Hong Kong-based developer Chongbang Group closed a $920 million round of fund raising this week with Canada’s Ivanhoe Cambridge and Dutch pension-fund manager APG taking leading roles in the investment.
Chongbang focuses on the Shanghai market and began making its mark in the city more than a decade ago with the Life Hub@Daning mixed-use project in Zhabei district. The company, which was founded in 2003 has since gone on to successfully execute a series of similar projects in and around China’s commercial centre.
Now the Chongbang says that it is earmarking this latest batch of capital for further shopping centre projects in what it calls “core retail precincts” of Shanghai, and both Ivanhoe and APG appear to be impressed enough by this development vision to make Chongbang their latest bets on China’s real estate industry.

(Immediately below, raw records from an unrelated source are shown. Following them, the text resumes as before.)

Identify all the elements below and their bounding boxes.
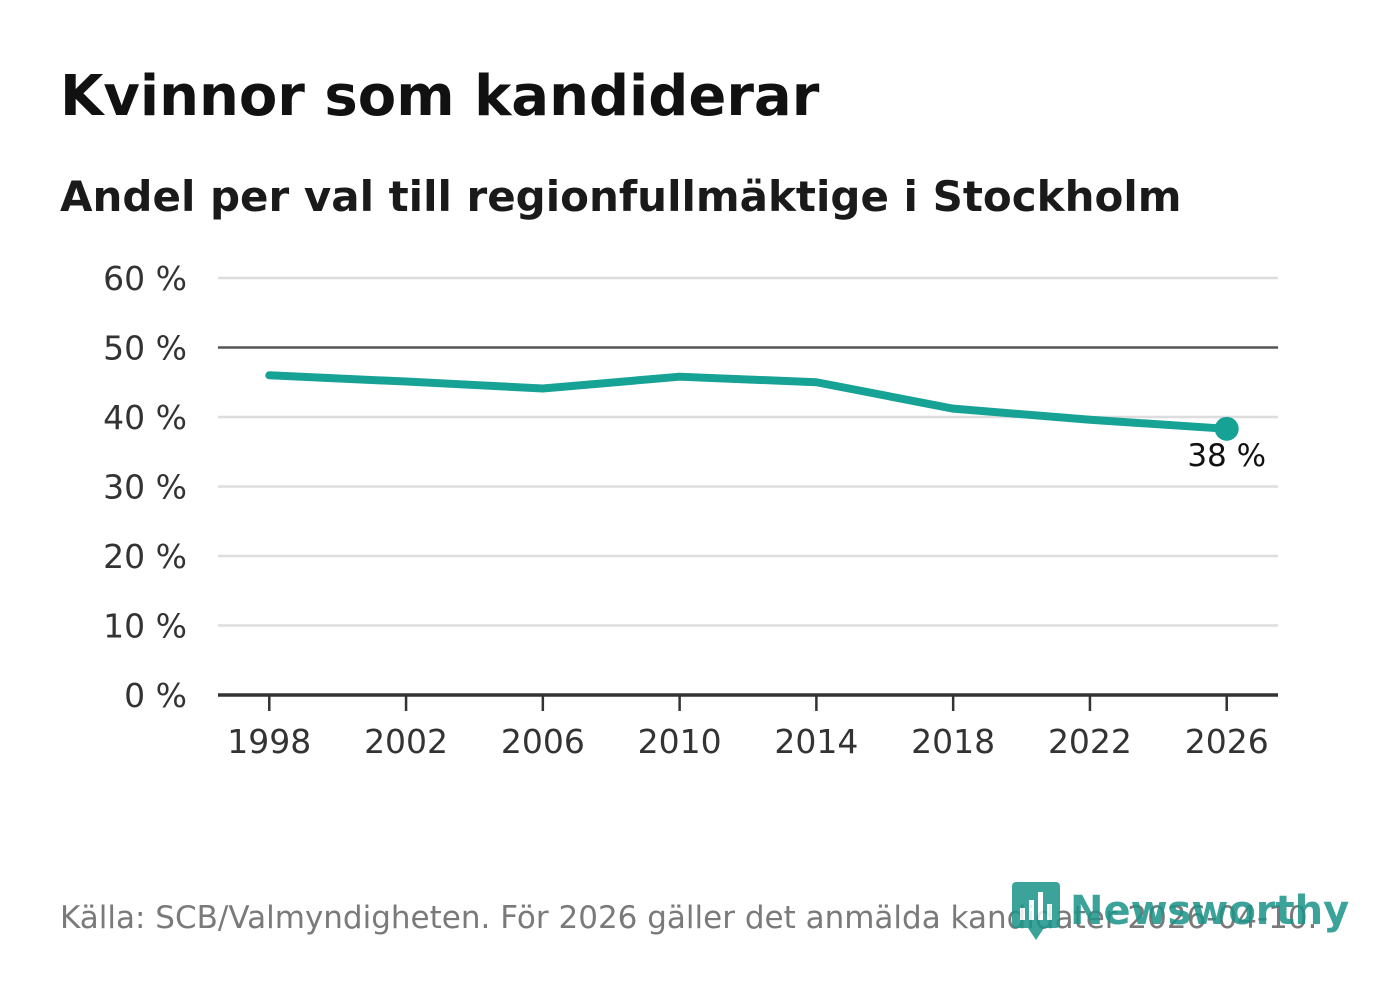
- bar-chart-logo-icon: [1012, 882, 1060, 940]
- y-tick-label: 20 %: [103, 537, 187, 576]
- x-tick-label: 2026: [1185, 722, 1269, 761]
- x-tick-label: 2014: [774, 722, 858, 761]
- x-tick-label: 2022: [1048, 722, 1132, 761]
- brand-name: Newsworthy: [1070, 888, 1350, 934]
- x-tick-label: 2010: [638, 722, 722, 761]
- series-group: 38 %: [265, 371, 1266, 474]
- grid-lines: [218, 276, 1278, 627]
- x-axis: 1998 2002 2006 2010 2014 2018 2022 2026: [218, 693, 1278, 761]
- x-tick-label: 2018: [911, 722, 995, 761]
- chart-subtitle: Andel per val till regionfullmäktige i S…: [60, 172, 1182, 221]
- y-tick-label: 0 %: [124, 676, 187, 715]
- end-value-label: 38 %: [1187, 438, 1266, 474]
- brand-logo: Newsworthy: [1010, 880, 1349, 942]
- y-tick-label: 10 %: [103, 607, 187, 646]
- y-axis-ticks: 0 % 10 % 20 % 30 % 40 % 50 % 60 %: [103, 259, 187, 715]
- y-tick-label: 50 %: [103, 329, 187, 368]
- x-tick-label: 2002: [364, 722, 448, 761]
- y-tick-label: 30 %: [103, 468, 187, 507]
- source-note: Källa: SCB/Valmyndigheten. För 2026 gäll…: [60, 900, 1318, 936]
- end-point-marker: [1214, 416, 1239, 441]
- y-tick-label: 40 %: [103, 398, 187, 437]
- y-tick-label: 60 %: [103, 259, 187, 298]
- series-line-andel-kvinnor: [265, 371, 1231, 433]
- x-tick-label: 2006: [501, 722, 585, 761]
- chart-title: Kvinnor som kandiderar: [60, 64, 820, 129]
- x-tick-label: 1998: [227, 722, 311, 761]
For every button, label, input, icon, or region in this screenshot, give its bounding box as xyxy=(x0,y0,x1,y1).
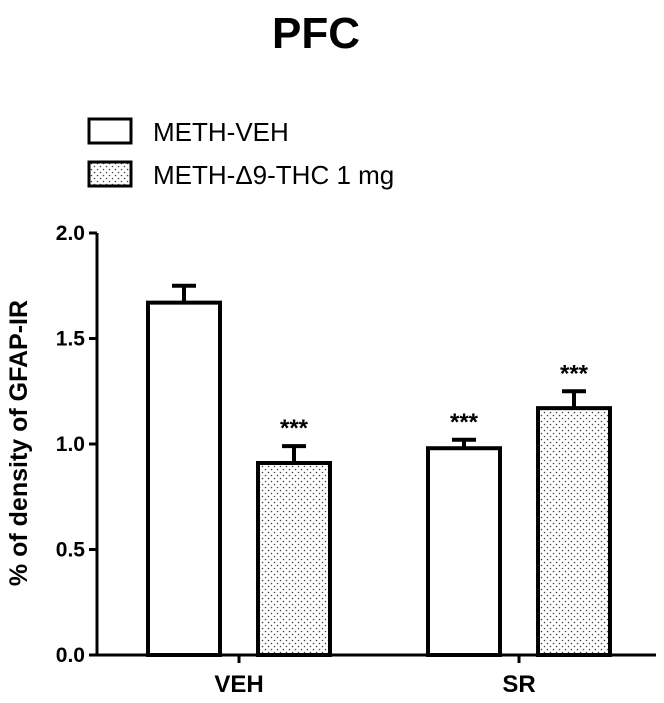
y-tick-label: 0.5 xyxy=(56,539,86,562)
y-tick-label: 2.0 xyxy=(56,222,85,245)
x-tick-label: SR xyxy=(502,671,535,698)
bar xyxy=(536,406,612,657)
bar xyxy=(146,300,222,657)
significance-label: *** xyxy=(560,360,589,387)
bar xyxy=(426,446,502,657)
y-tick-label: 1.0 xyxy=(56,433,85,456)
legend-label-series-2: METH-Δ9-THC 1 mg xyxy=(153,160,394,190)
y-axis-label: % of density of GFAP-IR xyxy=(5,300,33,586)
bar xyxy=(256,460,332,657)
significance-label: *** xyxy=(280,415,309,442)
y-tick-label: 0.0 xyxy=(56,644,85,667)
legend-swatch-series-1 xyxy=(87,117,133,145)
significance-label: *** xyxy=(450,409,479,436)
legend: METH-VEH METH-Δ9-THC 1 mg xyxy=(87,117,394,190)
x-tick-label: VEH xyxy=(214,671,263,698)
legend-label-series-1: METH-VEH xyxy=(153,117,289,147)
y-tick-label: 1.5 xyxy=(56,328,86,351)
bars: *** *** *** xyxy=(146,283,612,657)
legend-swatch-series-2 xyxy=(87,160,133,188)
chart-title: PFC xyxy=(272,9,360,58)
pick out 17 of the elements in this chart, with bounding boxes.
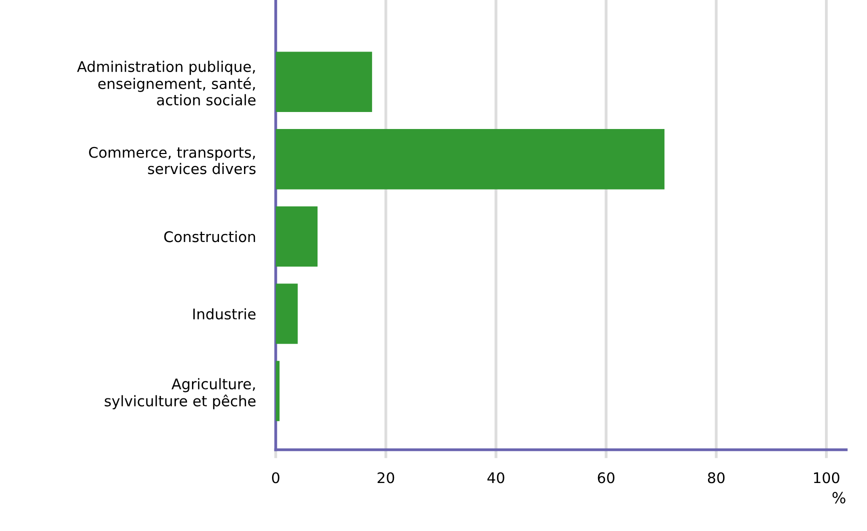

Betting on Integrated Projects in Shanghai
Chongbang now owns and operates 428,000 square metres (4.6 million sqft) of retail and commercial space in and around Shanghai with another 417,000 square metres (4.5 million sqft) under development.
Since opening the Life Hub@Daning project in 2006, the company has gone on to build a second LIfe Hub project in the Jinqiao area of Pudong, and has two more Life Hub developments underway – one in Anting in northern Shanghai, and another in Kunshan, just across the border from Shanghai in Jiangsu province.
In addition to the Life Hub projects, Chongbang also developed the high-end Sinan Mansions retail development in Shanghai’s downtown Huangpu district. The pedestrian village of 49 restored villas opened in 2010 and includes a hotel, apartments and commercial space.
Chongbang was founded in 2003 by a group of Singaporean and Hong Kong investors, led by Shui On Land veteran Henry Cheng and Stephen Wong of Hong Kong family run developer Edward Wong Development.
Cheng, who was involved in Shui On’s successful Xintiandi development in Shanghai, continues to lead Chongbang as CEO and frequently speaks on mixed-use development approaches at industry events. The group previously received institutional backing from Singaporean sovereign wealth fund GIC, which continues to hold shares in the company.
Ivanhoe and APG Up China Property Investments
While the exact composition of the $920 million financing round was not made available, a joint statement by Ivanhoe, APG and Chongbang made it clear that the two investors led the institutional capital raise.
“Chongbang’s team has an outstanding track record and a compelling long-term vision. They are known for solid execution in creating and managing mixed-use, retail-focused projects. Now, they are better positioned than ever to respond to evolving consumer preferences and to new technologies that are reshaping the customer experience,” said Rita-Rose Gagné, Executive Vice President, Growth Markets, for Ivanhoé Cambridge.
Ivanhoé Cambridge which is a real estate subsidiary of Montreal-based fund manager Caisse de dépôt et placement du Québec, has already partnered in China with developers Shanghai Forte Land (a subsidiary of Fosun) and with Bailian Group. Caisse is one of Canada’s leading institutional fund managers and, as of December 31, 2014, held $225.9 billion in net assets.
Sachin Doshi, Managing Director and Head of Private Real estate Investments, Asia-Pacific at APG, explained the Dutch fund manager’s interest in the deal in terms of locations and teams. “The investment in Chongbang builds on APG’s strategy to increasingly participate in city-specific platforms in key gateway urban centres around the world, in sectors with compelling long term fundamentals and through partnering with management teams with unparalleled execution capability in their local markets,” the Singapore-based executive said.
APG Asset Management of the Netherlands manages Dutch pension assets of more than €430 billion ($482 billion) as of the end of April this year.
One year ago APG committed up to $650 million to acquire 20 percent of China warehouse developer and operator e-Shang, and to set up a joint venture with the Warburg Pincus-backed startup.